Shoreside Power from Optimised Hydrogen Lifecycle (SPOHL)
Shoreside Power from Optimised Hydrogen Lifecycle (SPOHL) is an ultra-efficient, zero-emission system for cold-ironing with long-duration, bulk energy storage to balance the seasonal variation in renewable energy systems. This enables it to be an entirely stand-alone system with no need for a grid-connection. It brings together novel technologies that cover the entire Hydrogen value chain from production to end use.
A solar PV system (Cranfield) provides power for vessels to cold-iron when at berth. During long periods when supply exceeds demand, surplus electricity is fed through a high-efficiency (99%) DC-DC converter (Hywaves) to an electrolyser which produces hydrogen which is fed to low-cost, 2-stage, multi-organic-framework (MOF)-enabled storage (Rux). During long periods when demand exceeds supply hydrogen is supplied to a high-efficiency (70% brake thermal efficiency) internal combustion engine-based generator (Carnot) which provides the electricity for cold-ironing. A small-scale, high C-rating battery is also incorporated in the for managing sudden load changes / peak shaving.
The project targets the specific themes of "shoreside storage and bunkering of low and zero carbon fuel" and "charging infrastructure and management for electric vessels", "shore power solutions, such as enabling docked vessels to turn off their conventional power supply for ancillary systems", "shoreside renewable energy generation at the port to supply vessels", and "low carbon fuel production, such as hydrogen, methanol, ammonia".
This project will solve critical challenges of providing flexible, reliable, resilient, highly-varying electrical power supply to docked vessels, replacing power generation through operation of onboard auxiliary engines.
The project aims to showcase the best possible end-to-end electrical and cost efficiency basis for the use of hydrogen as a medium to long-term energy flow pathway, in part through lab demonstration of best-in-class hydrogen production, storage and conversion technologies (as above) but also through analysis and optimisation of potential energy flow scenarios underpinned by data collection at a number of ports (including but not limited to Belfast, Felixstowe, Rochester).

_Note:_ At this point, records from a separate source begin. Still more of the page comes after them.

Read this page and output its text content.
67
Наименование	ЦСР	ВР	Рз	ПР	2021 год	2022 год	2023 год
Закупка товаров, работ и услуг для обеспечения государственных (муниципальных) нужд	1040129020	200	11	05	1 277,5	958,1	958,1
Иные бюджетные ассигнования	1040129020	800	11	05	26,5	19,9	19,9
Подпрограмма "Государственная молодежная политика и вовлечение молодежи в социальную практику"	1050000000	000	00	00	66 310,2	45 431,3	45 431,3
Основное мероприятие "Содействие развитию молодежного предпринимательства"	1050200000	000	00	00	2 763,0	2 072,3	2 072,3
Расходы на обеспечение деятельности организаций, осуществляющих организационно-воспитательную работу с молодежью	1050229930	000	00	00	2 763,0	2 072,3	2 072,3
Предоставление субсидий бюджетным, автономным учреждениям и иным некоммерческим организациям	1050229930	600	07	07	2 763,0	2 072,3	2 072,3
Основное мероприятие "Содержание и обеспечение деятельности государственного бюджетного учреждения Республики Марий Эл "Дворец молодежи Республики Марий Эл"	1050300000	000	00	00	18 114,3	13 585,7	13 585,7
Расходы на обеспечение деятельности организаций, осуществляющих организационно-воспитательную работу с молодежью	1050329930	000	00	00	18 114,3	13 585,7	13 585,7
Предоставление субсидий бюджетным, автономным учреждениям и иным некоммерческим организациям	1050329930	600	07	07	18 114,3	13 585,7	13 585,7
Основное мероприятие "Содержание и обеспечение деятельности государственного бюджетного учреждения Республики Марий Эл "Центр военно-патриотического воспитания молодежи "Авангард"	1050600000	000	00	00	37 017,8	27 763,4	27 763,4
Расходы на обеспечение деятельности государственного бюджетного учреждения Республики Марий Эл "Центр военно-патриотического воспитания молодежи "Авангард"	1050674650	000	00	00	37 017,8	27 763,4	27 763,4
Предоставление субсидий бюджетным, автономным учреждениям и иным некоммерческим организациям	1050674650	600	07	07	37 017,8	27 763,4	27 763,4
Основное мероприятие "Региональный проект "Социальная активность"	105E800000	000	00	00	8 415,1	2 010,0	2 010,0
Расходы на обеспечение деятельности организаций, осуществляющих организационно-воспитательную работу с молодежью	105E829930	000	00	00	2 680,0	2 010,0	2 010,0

In order to support the commercial justification for SPOHL Swanbarton, Brunel, Carisbrooke and Freeport East (plus ports and port authorities) will collect & collate data, build a representative port model and optimise across energy vectors to achieve low carbon operation of shoreside assets, with SPOHL at core, harnessing on-site renewable generation from multiple sources (wind, solar, fuel cells). The modelled system will comprise storage facilities for electrical energy and hydrogen, and operation will be optimised alongside energy inputs from grid connections and external green hydrogen sources.